Effect of heterogenization on the microstructure evolution and high temperature deformation behaviour of a nickel base superalloy

Medium alloyed nickel-based superalloy DMR SN 742 is widely used as high-pressure compressor (HPC) and turbine (HPT) rotors in various aeroengines. Establishing innovative processing schemes is essential to improve the workability of this difficult-to-deform material. A combination of heterogenization and high temperature deformation has been employed in this study to address this issue. Heterogenization is intended to coarsen the gamma prime (gamma ') phase present in the material while the deformation is intended to refine the size of gamma matrix. A combination of the aforementioned processes is expected to assist in producing fine grained equiaxed duplex microstructure comprising of gamma prime (gamma ') and gamma (gamma) that exhibits better workability. In order to identify and establish suitable heterogenization scheme for DMR SN 742, sub-solvus and super-solvus heterogenization was carried out by imposing a controlled cooling rate of 10 degrees C/hr after high temperature exposure.
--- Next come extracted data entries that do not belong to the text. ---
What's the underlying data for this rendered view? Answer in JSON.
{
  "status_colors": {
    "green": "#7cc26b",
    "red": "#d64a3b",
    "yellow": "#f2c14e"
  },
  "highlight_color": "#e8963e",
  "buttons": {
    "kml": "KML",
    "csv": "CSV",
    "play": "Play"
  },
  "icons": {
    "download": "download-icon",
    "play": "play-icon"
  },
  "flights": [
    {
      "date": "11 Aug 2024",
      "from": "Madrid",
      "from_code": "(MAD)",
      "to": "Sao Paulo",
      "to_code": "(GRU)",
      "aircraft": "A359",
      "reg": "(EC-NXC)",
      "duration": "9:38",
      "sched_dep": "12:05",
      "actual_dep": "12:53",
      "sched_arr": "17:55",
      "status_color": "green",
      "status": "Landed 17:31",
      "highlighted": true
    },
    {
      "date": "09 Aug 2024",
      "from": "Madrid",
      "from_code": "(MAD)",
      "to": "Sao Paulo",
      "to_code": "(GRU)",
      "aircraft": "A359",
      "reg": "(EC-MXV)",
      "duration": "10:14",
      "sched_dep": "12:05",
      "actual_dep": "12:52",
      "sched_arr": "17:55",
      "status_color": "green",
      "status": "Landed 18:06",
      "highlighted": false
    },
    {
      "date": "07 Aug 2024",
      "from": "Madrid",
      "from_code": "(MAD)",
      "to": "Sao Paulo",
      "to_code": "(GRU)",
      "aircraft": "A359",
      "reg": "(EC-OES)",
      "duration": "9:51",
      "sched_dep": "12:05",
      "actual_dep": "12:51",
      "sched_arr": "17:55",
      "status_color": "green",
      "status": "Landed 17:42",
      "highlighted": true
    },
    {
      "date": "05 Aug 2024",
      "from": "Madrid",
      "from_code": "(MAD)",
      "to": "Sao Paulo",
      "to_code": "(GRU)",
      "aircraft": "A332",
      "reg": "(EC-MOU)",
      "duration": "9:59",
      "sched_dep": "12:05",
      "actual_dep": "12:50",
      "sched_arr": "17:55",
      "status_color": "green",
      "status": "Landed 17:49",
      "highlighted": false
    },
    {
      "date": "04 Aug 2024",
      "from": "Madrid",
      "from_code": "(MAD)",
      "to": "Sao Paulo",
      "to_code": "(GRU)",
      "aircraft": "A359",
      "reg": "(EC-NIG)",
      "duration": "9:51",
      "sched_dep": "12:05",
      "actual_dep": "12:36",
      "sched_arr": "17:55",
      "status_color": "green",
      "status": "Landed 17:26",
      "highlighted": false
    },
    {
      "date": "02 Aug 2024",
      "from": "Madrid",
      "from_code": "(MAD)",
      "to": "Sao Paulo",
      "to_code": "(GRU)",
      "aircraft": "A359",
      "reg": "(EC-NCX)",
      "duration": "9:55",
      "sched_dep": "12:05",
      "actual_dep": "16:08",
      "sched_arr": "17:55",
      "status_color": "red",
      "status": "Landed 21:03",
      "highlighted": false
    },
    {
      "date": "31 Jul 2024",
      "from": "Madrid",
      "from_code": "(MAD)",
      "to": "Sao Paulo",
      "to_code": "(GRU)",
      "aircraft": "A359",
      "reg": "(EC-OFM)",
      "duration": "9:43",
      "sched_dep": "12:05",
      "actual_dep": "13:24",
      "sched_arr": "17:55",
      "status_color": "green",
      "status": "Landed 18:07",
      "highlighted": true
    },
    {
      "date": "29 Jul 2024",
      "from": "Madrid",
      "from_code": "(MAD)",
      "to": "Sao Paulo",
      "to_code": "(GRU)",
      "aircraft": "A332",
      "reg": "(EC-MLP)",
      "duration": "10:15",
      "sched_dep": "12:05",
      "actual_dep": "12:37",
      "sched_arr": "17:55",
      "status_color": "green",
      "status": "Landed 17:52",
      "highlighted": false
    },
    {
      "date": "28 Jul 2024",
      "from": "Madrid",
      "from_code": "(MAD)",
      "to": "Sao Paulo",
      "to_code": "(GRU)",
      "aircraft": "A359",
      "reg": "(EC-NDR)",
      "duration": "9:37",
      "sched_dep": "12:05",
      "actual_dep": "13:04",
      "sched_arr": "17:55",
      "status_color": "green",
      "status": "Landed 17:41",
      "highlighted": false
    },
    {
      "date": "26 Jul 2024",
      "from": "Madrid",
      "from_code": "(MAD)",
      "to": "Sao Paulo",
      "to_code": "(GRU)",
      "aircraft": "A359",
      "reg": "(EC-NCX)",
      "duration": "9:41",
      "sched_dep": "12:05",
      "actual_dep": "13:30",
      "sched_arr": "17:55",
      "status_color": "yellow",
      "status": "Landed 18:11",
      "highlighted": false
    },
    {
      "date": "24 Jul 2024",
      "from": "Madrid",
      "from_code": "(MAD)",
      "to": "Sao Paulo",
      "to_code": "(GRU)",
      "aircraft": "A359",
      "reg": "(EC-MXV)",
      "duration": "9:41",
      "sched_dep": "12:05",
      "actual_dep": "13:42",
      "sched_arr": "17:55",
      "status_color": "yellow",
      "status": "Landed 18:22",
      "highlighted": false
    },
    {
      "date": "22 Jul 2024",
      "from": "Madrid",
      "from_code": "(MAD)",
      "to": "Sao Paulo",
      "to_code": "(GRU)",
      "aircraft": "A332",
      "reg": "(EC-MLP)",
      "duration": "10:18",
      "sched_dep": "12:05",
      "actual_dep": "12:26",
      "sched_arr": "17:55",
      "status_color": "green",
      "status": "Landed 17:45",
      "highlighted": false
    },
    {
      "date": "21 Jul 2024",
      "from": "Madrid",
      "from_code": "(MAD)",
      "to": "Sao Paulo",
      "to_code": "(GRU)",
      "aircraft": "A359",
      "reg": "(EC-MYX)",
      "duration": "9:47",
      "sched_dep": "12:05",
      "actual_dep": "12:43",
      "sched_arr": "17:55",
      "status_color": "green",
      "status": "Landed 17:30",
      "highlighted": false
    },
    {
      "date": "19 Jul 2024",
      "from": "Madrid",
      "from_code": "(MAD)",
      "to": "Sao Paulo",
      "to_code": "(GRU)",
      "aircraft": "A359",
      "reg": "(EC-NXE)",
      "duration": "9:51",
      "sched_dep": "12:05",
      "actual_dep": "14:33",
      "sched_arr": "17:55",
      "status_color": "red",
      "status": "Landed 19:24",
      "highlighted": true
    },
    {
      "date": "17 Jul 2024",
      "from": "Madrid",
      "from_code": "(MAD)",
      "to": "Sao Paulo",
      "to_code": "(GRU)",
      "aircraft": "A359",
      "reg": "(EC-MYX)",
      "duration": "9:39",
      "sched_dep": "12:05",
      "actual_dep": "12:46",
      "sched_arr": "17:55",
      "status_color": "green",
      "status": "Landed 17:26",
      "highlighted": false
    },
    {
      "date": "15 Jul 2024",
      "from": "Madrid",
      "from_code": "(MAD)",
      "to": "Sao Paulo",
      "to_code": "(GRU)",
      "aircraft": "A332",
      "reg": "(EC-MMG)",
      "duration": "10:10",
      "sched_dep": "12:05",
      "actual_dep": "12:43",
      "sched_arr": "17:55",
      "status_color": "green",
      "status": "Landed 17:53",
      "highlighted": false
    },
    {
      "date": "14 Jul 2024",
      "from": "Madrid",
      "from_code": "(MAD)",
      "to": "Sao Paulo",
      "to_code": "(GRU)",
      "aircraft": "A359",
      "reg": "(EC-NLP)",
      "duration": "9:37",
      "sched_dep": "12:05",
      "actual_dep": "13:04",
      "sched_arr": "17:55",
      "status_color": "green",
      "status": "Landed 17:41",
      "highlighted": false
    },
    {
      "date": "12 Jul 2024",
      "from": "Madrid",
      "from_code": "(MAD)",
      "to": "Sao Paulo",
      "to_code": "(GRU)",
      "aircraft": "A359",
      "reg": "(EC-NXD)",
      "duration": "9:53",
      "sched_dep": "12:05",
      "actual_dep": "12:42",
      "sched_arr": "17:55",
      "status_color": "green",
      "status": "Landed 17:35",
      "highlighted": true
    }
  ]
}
Detailed microstructural evaluation carried out on material subjected to heterogenization revealed multimodal distribution of gamma ' precipitate within the parent gamma matrix. The coarsening of gamma ' precipitates was observed to be significantly higher for super-solvus heterogenization when compared to sub-solvus heterogenization. Further, the high temperature deformation behaviour of sub and super solvus heterogenized material was investigated by carrying out isothermal hot compression test at 1000 degrees C with a constant true strain rate of 10(-3) and 10(-1)/s. Heterogenized material was found to exhibit better workability when compared to the as-received material. Further, super solvus heterogenized material exhibited a relatively less flow stress, higher flow softening and higher discontinuous dynamic recrystallized grain fraction. A combination of super solvus heterogenization followed by deformation at 1000 degrees C with a strain rate of 10(-1)/sec can be used to coarsen the gamma ' precipitate (primary: 1.2 +/- 0.4 mu m, secondary: 0.66 +/- 0.19 mu m) and refine the size of gamma matrix (1-1.5 mu m) in nickel based superalloy DMR SN 742.